Je suis enseignant d’histoire-géographie depuis 6 ans et j’ai toujours travaillé sur les questions de mixité. Je suis profondément persuadé de l’égalité des sexes. Pour moi, c’est important d’aller à l’encontre des a priori culturels. Il faut apprendre à vivre ensemble sans représentations faussées de l’autre. Alors, sachant qu’un budget pour monter un projet éducatif et artistique était disponible dans mon collège, je me suis lancé avec mon frère, Nicolas Rougier, photographe, et Andréa Florentino, graphiste.


 


Concrètement, comment avez-vous mis en place votre projet ?


 


Il faut énormément d’énergie ! Et puis aussi pas mal d’aide : j’ai eu la chance de pouvoir compter sur des gens qui voulaient bien travailler bénévolement. Par exemple, les simples prises de vue auraient normalement dû nous coûter 30.000 euros. Finalement le projet n’a coûté que 4000 euros payé en partie par les services de la ville.
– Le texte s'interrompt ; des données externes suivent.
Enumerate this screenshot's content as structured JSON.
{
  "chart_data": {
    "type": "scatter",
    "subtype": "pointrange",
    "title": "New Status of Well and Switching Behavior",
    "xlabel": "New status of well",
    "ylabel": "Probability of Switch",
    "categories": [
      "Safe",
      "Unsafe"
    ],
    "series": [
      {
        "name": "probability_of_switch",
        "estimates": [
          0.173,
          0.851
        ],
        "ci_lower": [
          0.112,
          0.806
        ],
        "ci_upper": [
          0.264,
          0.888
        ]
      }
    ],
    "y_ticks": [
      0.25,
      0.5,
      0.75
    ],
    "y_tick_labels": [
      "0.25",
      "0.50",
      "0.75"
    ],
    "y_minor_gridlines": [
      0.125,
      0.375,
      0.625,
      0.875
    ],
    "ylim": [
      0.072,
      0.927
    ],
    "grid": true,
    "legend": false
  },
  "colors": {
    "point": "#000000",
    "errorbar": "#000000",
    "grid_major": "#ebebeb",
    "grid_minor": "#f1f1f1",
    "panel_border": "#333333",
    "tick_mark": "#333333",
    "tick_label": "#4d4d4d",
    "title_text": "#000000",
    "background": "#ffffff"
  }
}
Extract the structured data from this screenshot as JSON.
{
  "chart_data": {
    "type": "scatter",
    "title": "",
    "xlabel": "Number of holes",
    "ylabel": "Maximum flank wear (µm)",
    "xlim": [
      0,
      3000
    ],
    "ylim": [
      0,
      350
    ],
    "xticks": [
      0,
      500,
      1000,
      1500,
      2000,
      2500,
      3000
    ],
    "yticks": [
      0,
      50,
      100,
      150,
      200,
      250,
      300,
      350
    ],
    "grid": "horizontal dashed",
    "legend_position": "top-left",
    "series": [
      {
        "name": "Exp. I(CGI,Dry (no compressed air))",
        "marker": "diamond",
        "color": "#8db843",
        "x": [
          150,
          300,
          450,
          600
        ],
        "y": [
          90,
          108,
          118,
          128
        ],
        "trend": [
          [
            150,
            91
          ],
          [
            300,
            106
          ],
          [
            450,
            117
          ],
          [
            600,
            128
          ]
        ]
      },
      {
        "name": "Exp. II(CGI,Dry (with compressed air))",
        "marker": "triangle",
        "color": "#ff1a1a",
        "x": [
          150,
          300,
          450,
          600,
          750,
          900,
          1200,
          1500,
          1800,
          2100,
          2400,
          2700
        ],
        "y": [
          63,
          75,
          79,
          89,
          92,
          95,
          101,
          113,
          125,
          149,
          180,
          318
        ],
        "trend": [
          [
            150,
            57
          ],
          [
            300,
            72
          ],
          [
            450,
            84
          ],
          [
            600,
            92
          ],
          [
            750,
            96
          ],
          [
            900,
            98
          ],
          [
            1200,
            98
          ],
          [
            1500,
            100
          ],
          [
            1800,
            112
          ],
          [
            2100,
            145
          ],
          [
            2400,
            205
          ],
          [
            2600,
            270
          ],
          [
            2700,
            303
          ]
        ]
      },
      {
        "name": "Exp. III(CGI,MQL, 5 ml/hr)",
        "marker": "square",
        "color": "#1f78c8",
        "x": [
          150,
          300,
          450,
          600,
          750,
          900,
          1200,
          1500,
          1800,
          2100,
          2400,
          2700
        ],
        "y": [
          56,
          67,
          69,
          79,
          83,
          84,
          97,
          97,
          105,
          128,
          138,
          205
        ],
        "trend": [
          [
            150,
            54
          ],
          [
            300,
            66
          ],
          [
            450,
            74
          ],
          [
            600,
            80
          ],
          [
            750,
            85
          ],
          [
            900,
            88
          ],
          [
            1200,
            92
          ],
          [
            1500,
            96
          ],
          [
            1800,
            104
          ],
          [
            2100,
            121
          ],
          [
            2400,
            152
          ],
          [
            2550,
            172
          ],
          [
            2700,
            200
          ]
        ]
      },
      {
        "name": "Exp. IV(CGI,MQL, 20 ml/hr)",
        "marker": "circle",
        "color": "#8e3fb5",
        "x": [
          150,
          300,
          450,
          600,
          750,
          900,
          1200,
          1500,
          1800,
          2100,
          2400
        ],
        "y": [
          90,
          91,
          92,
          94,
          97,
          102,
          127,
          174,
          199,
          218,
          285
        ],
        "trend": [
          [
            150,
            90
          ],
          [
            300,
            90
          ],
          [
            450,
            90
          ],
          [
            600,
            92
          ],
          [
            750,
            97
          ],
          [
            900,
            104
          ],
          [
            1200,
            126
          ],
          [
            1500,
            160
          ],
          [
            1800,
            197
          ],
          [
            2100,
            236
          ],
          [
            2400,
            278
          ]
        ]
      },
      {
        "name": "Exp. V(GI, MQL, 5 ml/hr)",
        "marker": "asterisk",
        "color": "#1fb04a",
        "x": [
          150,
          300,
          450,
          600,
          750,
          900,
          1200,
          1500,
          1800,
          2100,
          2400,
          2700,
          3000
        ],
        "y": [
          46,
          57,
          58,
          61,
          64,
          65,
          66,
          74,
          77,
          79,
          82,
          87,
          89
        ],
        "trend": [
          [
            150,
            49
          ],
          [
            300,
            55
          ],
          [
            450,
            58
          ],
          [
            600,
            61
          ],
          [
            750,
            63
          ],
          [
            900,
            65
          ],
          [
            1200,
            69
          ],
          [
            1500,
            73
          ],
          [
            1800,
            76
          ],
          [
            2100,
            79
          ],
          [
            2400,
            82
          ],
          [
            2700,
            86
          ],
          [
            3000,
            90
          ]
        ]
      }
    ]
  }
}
Toute cette énergie déployée devait servir à quelque chose : il était impératif que les élèves qui allaient participer à ce projet en comprennent l’importance et se sentent impliqués.


 


De quels outils pédagogiques vous êtes-vous servi pour engager vos élèves dans ce projet ?


 


D’abord, une association,«citoyenneté jeunesse», a organisé des sorties autour du thème de la mixité avec mes élèves : il s’agissait de les installer dans un bassin culturel. Ensuite je leur ai demandé de choisir une personne du sexe opposé puis d’écrire sur leur relation à cette personne. Le texte a été travaillé en classe de français en suivant le programme. Nous avons, dans un premier temps, mis l’accent sur la forme : ils devaient rédiger des fragments courts et argumentés. Ensuite ils ont travaillé sur l’expression du sensible. Les textes des élèves m’ont impressionné, je les trouve vraiment beaux ! Puis est venu le moment de la prise de vue. Les séances de pose ont été réalisées avec le plus grand professionnalisme. L’important était de leur faire comprendre que le travail fourni n’allait pas aboutir à rien. On ne les avais pas menés en bateau, on s’était vraiment engagé avec eux dans ce projet…Et ils ont vu le résultat : leurs photos et leurs proses sur les murs du collège depuis juin 2006.


 


Quels bénéfices en attendez-vous pour vos élèves?


 


Ce projet a d’abord permis de créer une émulation de classe, un investissement collectif autour d’un projet. En exposant les photographies, nous avons tenté de faire réfléchir le collège, dans son ensemble, au rapport garçon/fille.


Et puis, j’ai aussi voulu que les élèves se trouvent beaux ! Et qu’ils s’éloignent des représentations parfois misérabilistes que renvoient les médias ou la société de leur situation. Leurs écrits démontrent qu’ils sont simplement des gamins normaux à la vie intérieure aussi riche et intense que partout ailleurs en France. Nous voulons que l’exposition soit vue et relayée par le plus grand nombre1 car ce qui s’y montre ce sont des jeunes qui choisissent leur image.


 


Propos recueillis par Hanna Mbonjo


 


Photographie : D.R. Mixité(s)


 

Question rituelle

Ils ont accepté de se mettre à nu dans leurs textes : les propos intimistes de certains m’ont vraiment épaté, je ne m’y attendais pas. Et puis, loin des clichés sur l’immigration, les adolescents primo-arrivants, qui ont passé une partie de leur enfance en Afrique ou dans le Maghreb, ont été culturellement les plus ouverts. Leur représentation de la femme ou de la fille n’est pas péjorative.